Before you start brainstorming your next bank marketing campaign, make sure you have your bases covered. In this article, we’ll give you an overview of basic bank and credit union marketing regulations along with links to resources for a deeper dive.
Who regulates bank marketing?
The Truth in Savings Act (TISA)
One of the major players in bank marketing is The Truth in Savings Act (TISA). This federal law is designed to help promote competition between banking institutions and make it easier for consumers to compare interest rates, fees, and terms associated with savings institutions’ deposit accounts. It was passed by Congress in December 1991 as part of the Federal Deposit Insurance Corporation (FDIC) Improvement Act of 1991.

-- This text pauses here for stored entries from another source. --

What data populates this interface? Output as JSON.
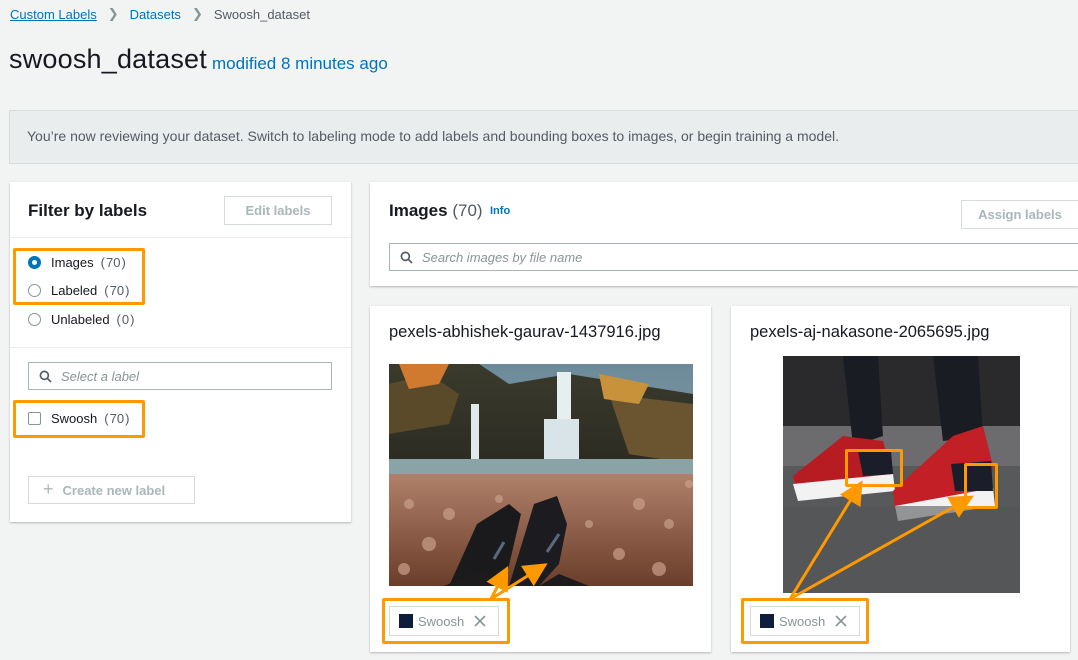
{
  "breadcrumb": {
    "items": [
      "Custom Labels",
      "Datasets"
    ],
    "current": "Swoosh_dataset"
  },
  "header": {
    "title": "swoosh_dataset",
    "modified": "modified 8 minutes ago"
  },
  "banner": {
    "text": "You’re now reviewing your dataset. Switch to labeling mode to add labels and bounding boxes to images, or begin training a model."
  },
  "filter": {
    "title": "Filter by labels",
    "edit_button": "Edit labels",
    "options": [
      {
        "label": "Images",
        "count": "70",
        "checked": true
      },
      {
        "label": "Labeled",
        "count": "70",
        "checked": false
      },
      {
        "label": "Unlabeled",
        "count": "0",
        "checked": false
      }
    ],
    "label_search_placeholder": "Select a label",
    "labels": [
      {
        "label": "Swoosh",
        "count": "70"
      }
    ],
    "create_button": "Create new label"
  },
  "images": {
    "title": "Images",
    "count": "(70)",
    "info_link": "Info",
    "assign_button": "Assign labels",
    "search_placeholder": "Search images by file name",
    "cards": [
      {
        "file_name": "pexels-abhishek-gaurav-1437916.jpg",
        "tag": "Swoosh"
      },
      {
        "file_name": "pexels-aj-nakasone-2065695.jpg",
        "tag": "Swoosh"
      }
    ]
  },
  "colors": {
    "accent": "#0073bb",
    "highlight": "#ff9900",
    "label_swatch": "#0d1e3d"
  }
}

The regulations defined in Regulation DD are very important for marketers to follow and require banks to disclose certain information in their deposit advertisements, such as:
- Annual percentage yield (APY)
- Interest rates
- Minimum-balance requirements
- Account-opening disclosures
- Fee schedules
Not only do these disclosures need to be present, but the way they are worded matters. For instance, if an advertisement states a rate of return, the rate must be identified as an “annual percentage yield.” No other term can be used except for “interest rate.” The Federal Reserve website explains other specific verbiage and disclosures that must be present in bank marketing.
Truth in Advertising
- Be reasonable
- Reflect the legal obligation of both the institution and the account holder
- Use consistent terminology
For example: You may have seen ads for banks offering free or no-cost checking accounts. To ensure these ads follow Regulation DD and do not mislead consumers, the account must truly be free and can’t have hidden fees such as:
- monthly service fees
- fees for going above transaction limits
- penalties for not maintaining a minimum account balance
- fees for withdrawing or transferring funds
These are two of the basic principles of Regulation DD that impact advertisers. For more information and fine-tuned details, the American Banking Association is a great resource.

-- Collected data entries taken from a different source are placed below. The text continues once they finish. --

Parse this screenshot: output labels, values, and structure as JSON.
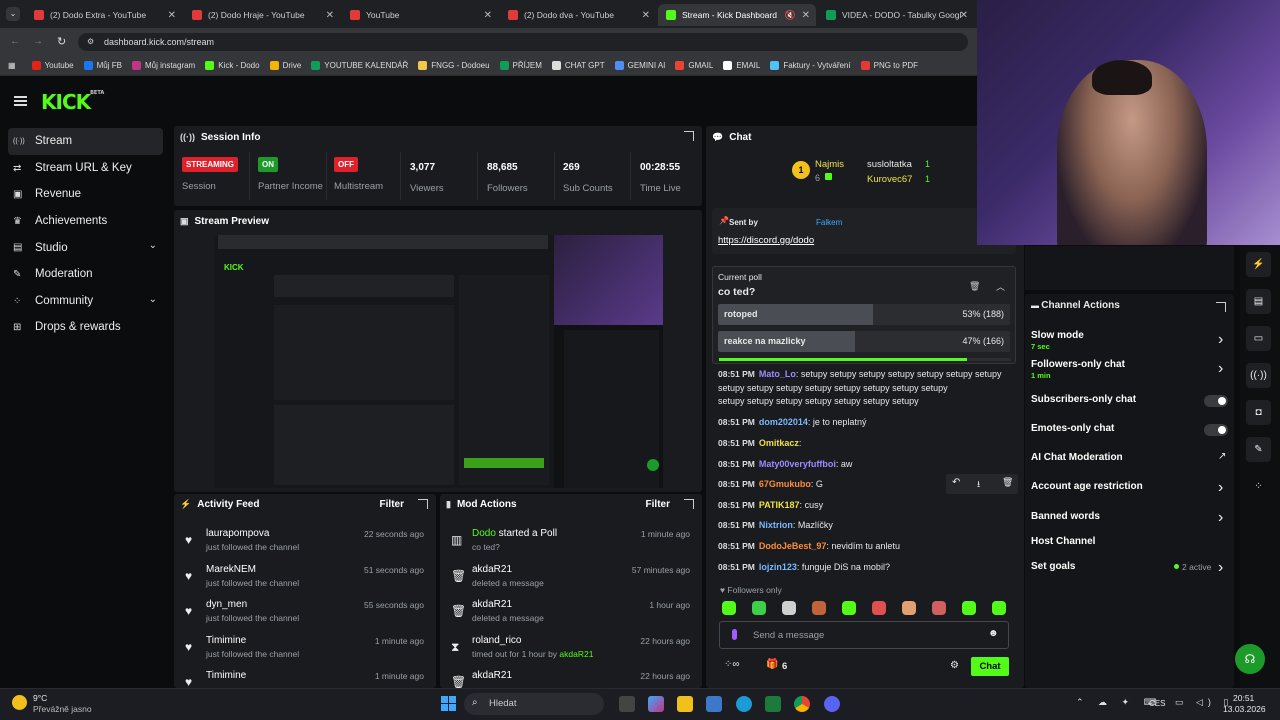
{
  "browser": {
    "tabs": [
      {
        "title": "(2) Dodo Extra - YouTube"
      },
      {
        "title": "(2) Dodo Hraje - YouTube"
      },
      {
        "title": "YouTube"
      },
      {
        "title": "(2) Dodo dva - YouTube"
      },
      {
        "title": "Stream - Kick Dashboard"
      },
      {
        "title": "VIDEA - DODO - Tabulky Googl"
      }
    ],
    "url": "dashboard.kick.com/stream",
    "bookmarks": [
      {
        "label": "Youtube",
        "color": "#e62117"
      },
      {
        "label": "Můj FB",
        "color": "#1877f2"
      },
      {
        "label": "Můj instagram",
        "color": "#c13584"
      },
      {
        "label": "Kick - Dodo",
        "color": "#53fc18"
      },
      {
        "label": "Drive",
        "color": "#f4b400"
      },
      {
        "label": "YOUTUBE KALENDÁŘ",
        "color": "#0f9d58"
      },
      {
        "label": "FNGG - Dodoeu",
        "color": "#f2c94c"
      },
      {
        "label": "PŘÍJEM",
        "color": "#0f9d58"
      },
      {
        "label": "CHAT GPT",
        "color": "#dddddd"
      },
      {
        "label": "GEMINI AI",
        "color": "#4f8df5"
      },
      {
        "label": "GMAIL",
        "color": "#ea4335"
      },
      {
        "label": "EMAIL",
        "color": "#ffffff"
      },
      {
        "label": "Faktury - Vytváření",
        "color": "#4fc3f7"
      },
      {
        "label": "PNG to PDF",
        "color": "#e53935"
      }
    ]
  },
  "logo": "KICK",
  "logo_beta": "BETA",
  "sidebar": {
    "items": [
      {
        "label": "Stream",
        "icon": "broadcast-icon"
      },
      {
        "label": "Stream URL & Key",
        "icon": "link-icon"
      },
      {
        "label": "Revenue",
        "icon": "revenue-icon"
      },
      {
        "label": "Achievements",
        "icon": "trophy-icon"
      },
      {
        "label": "Studio",
        "icon": "studio-icon"
      },
      {
        "label": "Moderation",
        "icon": "wrench-icon"
      },
      {
        "label": "Community",
        "icon": "people-icon"
      },
      {
        "label": "Drops & rewards",
        "icon": "gift-icon"
      }
    ]
  },
  "session": {
    "title": "Session Info",
    "streaming": "STREAMING",
    "session_label": "Session",
    "on": "ON",
    "partner_label": "Partner Income",
    "off": "OFF",
    "multistream_label": "Multistream",
    "viewers": "3,077",
    "viewers_label": "Viewers",
    "followers": "88,685",
    "followers_label": "Followers",
    "subs": "269",
    "subs_label": "Sub Counts",
    "time": "00:28:55",
    "time_label": "Time Live"
  },
  "preview": {
    "title": "Stream Preview"
  },
  "activity": {
    "title": "Activity Feed",
    "filter": "Filter",
    "items": [
      {
        "name": "laurapompova",
        "action": "just followed the channel",
        "time": "22 seconds ago"
      },
      {
        "name": "MarekNEM",
        "action": "just followed the channel",
        "time": "51 seconds ago"
      },
      {
        "name": "dyn_men",
        "action": "just followed the channel",
        "time": "55 seconds ago"
      },
      {
        "name": "Timimine",
        "action": "just followed the channel",
        "time": "1 minute ago"
      },
      {
        "name": "Timimine",
        "action": "",
        "time": "1 minute ago"
      }
    ]
  },
  "mod": {
    "title": "Mod Actions",
    "filter": "Filter",
    "items": [
      {
        "name": "Dodo",
        "verb": " started a Poll",
        "sub": "co ted?",
        "time": "1 minute ago",
        "icon": "poll-icon"
      },
      {
        "name": "akdaR21",
        "verb": "",
        "sub": "deleted a message",
        "time": "57 minutes ago",
        "icon": "trash-icon"
      },
      {
        "name": "akdaR21",
        "verb": "",
        "sub": "deleted a message",
        "time": "1 hour ago",
        "icon": "trash-icon"
      },
      {
        "name": "roland_rico",
        "verb": "",
        "sub": "timed out for 1 hour by ",
        "sub_by": "akdaR21",
        "time": "22 hours ago",
        "icon": "hourglass-icon"
      },
      {
        "name": "akdaR21",
        "verb": "",
        "sub": "",
        "time": "22 hours ago",
        "icon": "trash-icon"
      }
    ]
  },
  "chat": {
    "title": "Chat",
    "leaderboard": {
      "top1": "Najmis",
      "top1_count": "6",
      "top2": "susloltatka",
      "top2_count": "1",
      "top3": "Kurovec67",
      "top3_count": "1"
    },
    "pinned": {
      "sent_by": "Sent by",
      "sender": "Falkem",
      "link": "https://discord.gg/dodo"
    },
    "poll": {
      "label": "Current poll",
      "question": "co ted?",
      "options": [
        {
          "label": "rotoped",
          "result": "53% (188)",
          "pct": 53
        },
        {
          "label": "reakce na mazlicky",
          "result": "47% (166)",
          "pct": 47
        }
      ],
      "time_left_fraction": 0.85
    },
    "messages": [
      {
        "time": "08:51 PM",
        "user": "Mato_Lo",
        "color": "#9b8cff",
        "text": "setupy setupy setupy setupy setupy setupy setupy"
      },
      {
        "time": "",
        "user": "",
        "color": "",
        "text": "setupy setupy setupy setupy setupy setupy setupy setupy"
      },
      {
        "time": "",
        "user": "",
        "color": "",
        "text": "setupy setupy setupy setupy setupy setupy setupy"
      },
      {
        "time": "08:51 PM",
        "user": "dom202014",
        "color": "#7ab8ff",
        "text": "je to neplatný"
      },
      {
        "time": "08:51 PM",
        "user": "Omitkacz",
        "color": "#f0e04a",
        "text": ""
      },
      {
        "time": "08:51 PM",
        "user": "Maty00veryfuffboi",
        "color": "#9b8cff",
        "text": "aw"
      },
      {
        "time": "08:51 PM",
        "user": "67Gmukubo",
        "color": "#ff8c3a",
        "text": "G"
      },
      {
        "time": "08:51 PM",
        "user": "PATIK187",
        "color": "#f0e04a",
        "text": "cusy"
      },
      {
        "time": "08:51 PM",
        "user": "Nixtrion",
        "color": "#7ab8ff",
        "text": "Mazlíčky"
      },
      {
        "time": "08:51 PM",
        "user": "DodoJeBest_97",
        "color": "#ff8c3a",
        "text": "nevidím tu anletu"
      },
      {
        "time": "08:51 PM",
        "user": "lojzin123",
        "color": "#7ab8ff",
        "text": "funguje DiS na mobil?"
      }
    ],
    "followers_only": "Followers only",
    "input_placeholder": "Send a message",
    "gift_count": "6",
    "chat_button": "Chat"
  },
  "channel_actions": {
    "title": "Channel Actions",
    "rows": [
      {
        "label": "Slow mode",
        "sub": "7 sec",
        "control": "arrow"
      },
      {
        "label": "Followers-only chat",
        "sub": "1 min",
        "control": "arrow"
      },
      {
        "label": "Subscribers-only chat",
        "sub": "",
        "control": "toggle"
      },
      {
        "label": "Emotes-only chat",
        "sub": "",
        "control": "toggle"
      },
      {
        "label": "AI Chat Moderation",
        "sub": "",
        "control": "external"
      },
      {
        "label": "Account age restriction",
        "sub": "",
        "control": "arrow"
      },
      {
        "label": "Banned words",
        "sub": "",
        "control": "arrow"
      },
      {
        "label": "Host Channel",
        "sub": "",
        "control": "none"
      },
      {
        "label": "Set goals",
        "sub": "",
        "control": "arrow",
        "status": "2 active"
      }
    ]
  },
  "taskbar": {
    "weather_temp": "9°C",
    "weather_desc": "Převážně jasno",
    "search": "Hledat",
    "lang": "CES",
    "time": "20:51",
    "date": "13.03.2026"
  },
  "colors": {
    "kick_green": "#53fc18",
    "streaming_red": "#e0202a"
  }
}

Advertising regulations for credit unions
Credit unions are exempt from Regulation DD. Instead, they’re regulated under the National Credit Union Administration, Part 707 of the Rules and Regulations which has similar laws. Since there is a lot of overlap between this and Regulation DD, we won’t repeat ourselves. More information on credit union advertising regulations can be found on the National Credit Union Administration website.

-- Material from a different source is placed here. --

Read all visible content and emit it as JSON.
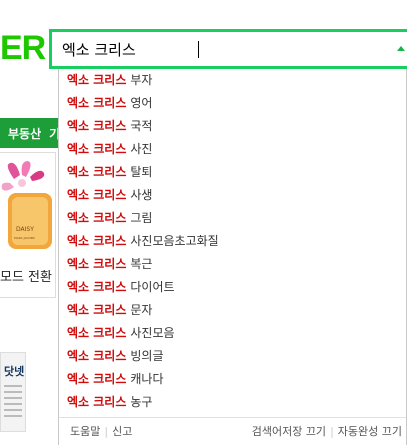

Banks and credit unions of all sizes need to remain competitive with marketing. However, it’s equally as important to check your ad campaigns for compliance. Financial institutions should take time to determine if their ads are truthful, have proper disclosures present, and use the correct terminology. If your bank prides itself on offering quality service and care to your customers, being truthful in advertising is the least you can do.